A lease/option (aka “lease purchase”) is simply a lease with the option to purchase.  It is not a sale, like a wraparound land contract, although a long-term lease/option can begin to look like a land contract, hence make it more difficult to evict the tenant if he defaults on payments.  In rare cases, a court may treat a lease/option similar to a land contract, requiring the landlord to file a judicial foreclosure as if the transaction were a sale.  A properly constructed lease/option transaction will help avoid this characterization.

Safe Act and Dodd Frank The Colorado SAFE Act requires that a seller use a licensed mortgage loan originator to “underwrite” the loan, that is, qualify the buyer and prepare various disclosures.  Colorado law allows up to three owner financed transactions a year by a seller without having to comply with this requirement.  Investors who sell many properties will need to become licensed mortgage loan originators or hire one for their deals.

The Dodd Frank law is a federal statute that requires sellers to qualify buyers for owner-carry deals.  This includes wraps and contracts for deeds, but not lease/options (unless the lease/option is considered a “sale”, which can be the case for a long-term lease/option with a declining purchase price option). Dodd Frank only applies to transactions where the buyer will live in the property as their primary residence, not purchases by investors. Dodd Frank essentially gives one “free pass” a year to sellers who are not corporate entities, as in the case of someone selling their primary residence.
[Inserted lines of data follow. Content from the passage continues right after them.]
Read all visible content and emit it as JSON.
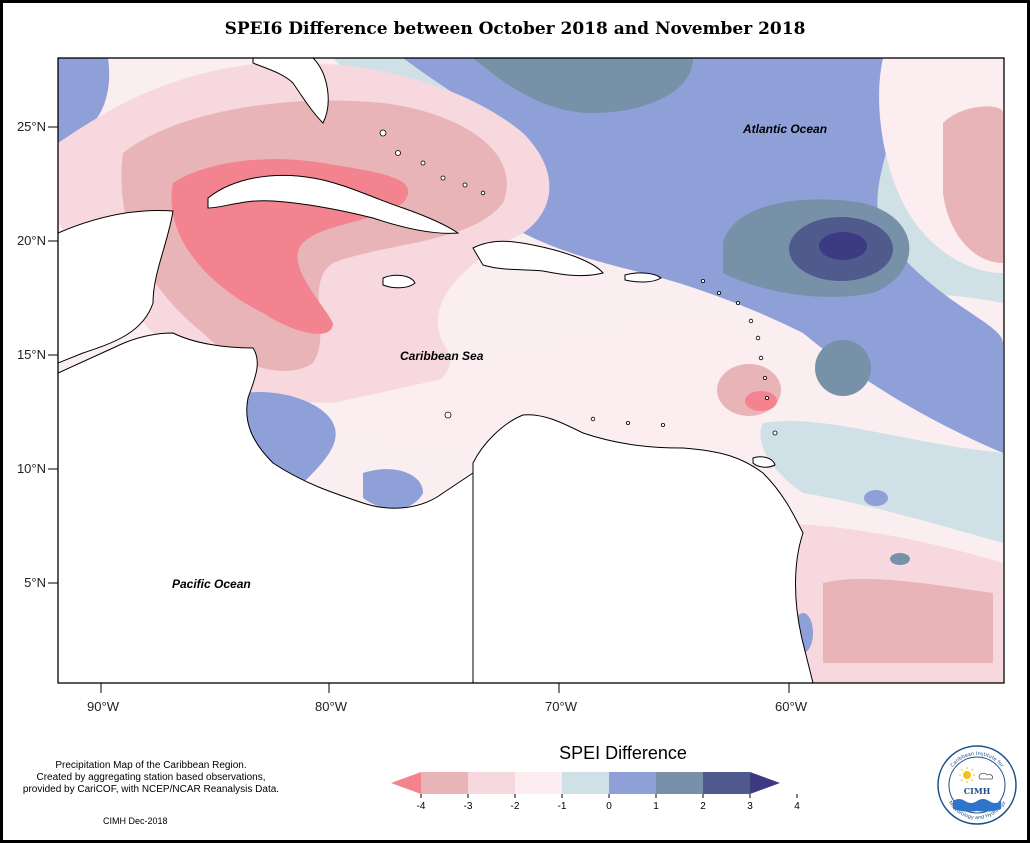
{
  "title": "SPEI6 Difference between October 2018 and November 2018",
  "map": {
    "lon_ticks": [
      "90°W",
      "80°W",
      "70°W",
      "60°W"
    ],
    "lat_ticks": [
      "25°N",
      "20°N",
      "15°N",
      "10°N",
      "5°N"
    ],
    "labels": {
      "atlantic": "Atlantic Ocean",
      "caribbean": "Caribbean Sea",
      "pacific": "Pacific Ocean"
    }
  },
  "credits": {
    "line1": "Precipitation Map of the Caribbean Region.",
    "line2": "Created by aggregating station based observations,",
    "line3": "provided by CariCOF, with NCEP/NCAR Reanalysis Data.",
    "stamp": "CIMH Dec-2018"
  },
  "legend": {
    "title": "SPEI Difference",
    "ticks": [
      "-4",
      "-3",
      "-2",
      "-1",
      "0",
      "1",
      "2",
      "3",
      "4"
    ],
    "colors": [
      "#f2838f",
      "#e9b4b8",
      "#f7d8de",
      "#fceef0",
      "#cfe1e6",
      "#8f9fd8",
      "#7792a8",
      "#505a8c",
      "#3c3b82"
    ]
  },
  "logo": {
    "top_text": "Caribbean Institute for",
    "name": "CIMH",
    "bottom_text": "Meteorology and Hydrology"
  }
}
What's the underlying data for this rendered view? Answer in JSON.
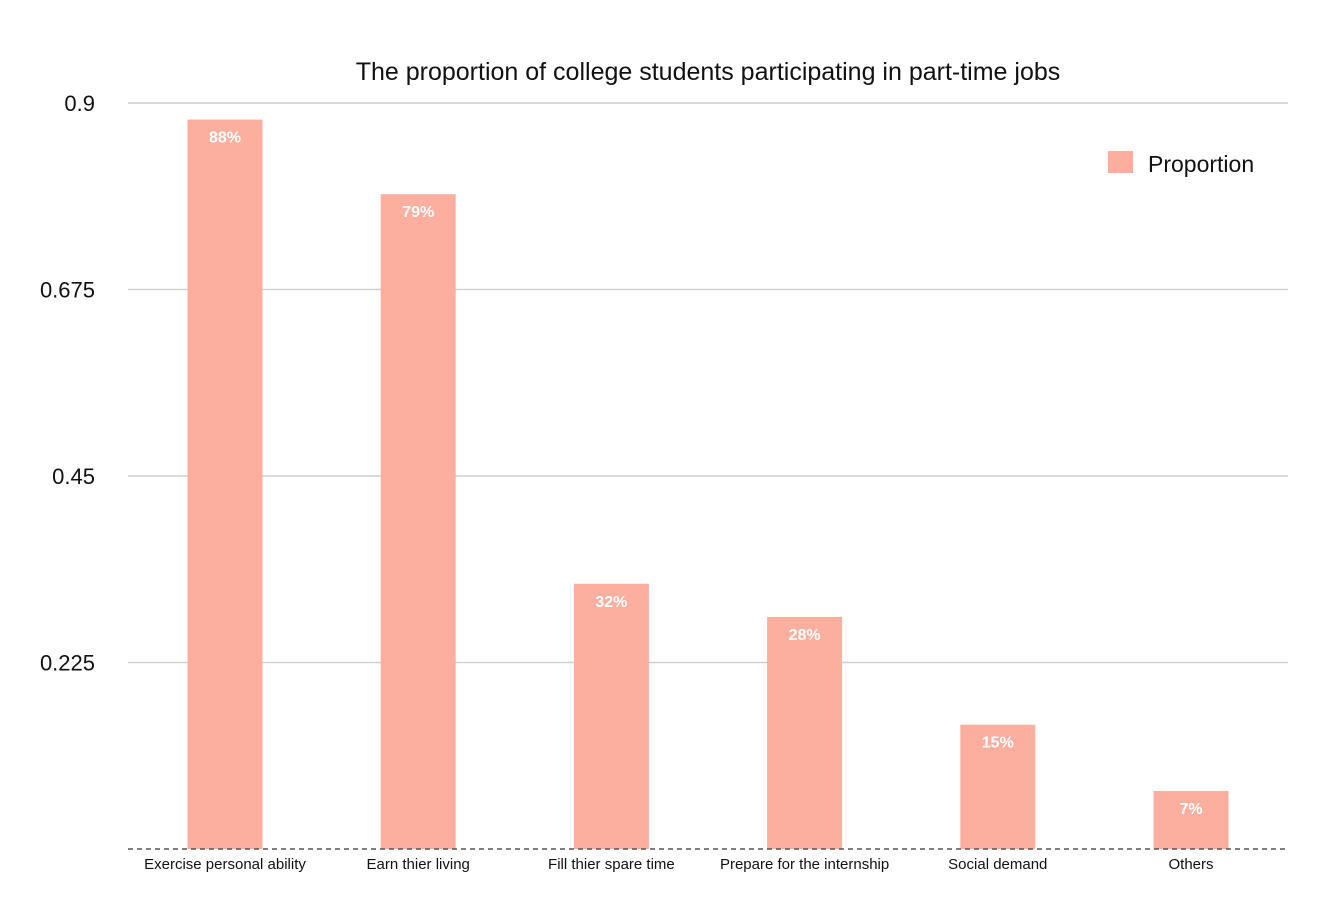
{
  "chart_data": {
    "type": "bar",
    "title": "The proportion of college students participating in part-time jobs",
    "categories": [
      "Exercise personal ability",
      "Earn thier living",
      "Fill thier spare time",
      "Prepare for the internship",
      "Social demand",
      "Others"
    ],
    "series": [
      {
        "name": "Proportion",
        "values": [
          0.88,
          0.79,
          0.32,
          0.28,
          0.15,
          0.07
        ],
        "labels": [
          "88%",
          "79%",
          "32%",
          "28%",
          "15%",
          "7%"
        ],
        "color": "#fcaf9e"
      }
    ],
    "yticks": [
      "0.9",
      "0.675",
      "0.45",
      "0.225"
    ],
    "ytick_values": [
      0.9,
      0.675,
      0.45,
      0.225
    ],
    "ylim": [
      0,
      0.9
    ],
    "grid": true,
    "legend_position": "top-right",
    "colors": {
      "grid": "#cfcfcf",
      "baseline": "#555555",
      "text": "#111111",
      "bar_label": "#ffffff"
    }
  }
}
This exemption puts minimal burdens on the seller and does not require the use of a licensed mortgage loan originator.

Corporate entities and/or investors who sell multiple properties a year (including mobile homes) must follow strict processing and documentation guidelines or face civil damages from a buyer for non-compliance.  Further, the seller must use a licensed mortgage loan originator if it does more than three deals a year.

Conclusion

Sellers and brokers engaging in owner-financed deals should seek legal counsel to discuss the implications of Dodd Frank and SAFE Act on their transactions.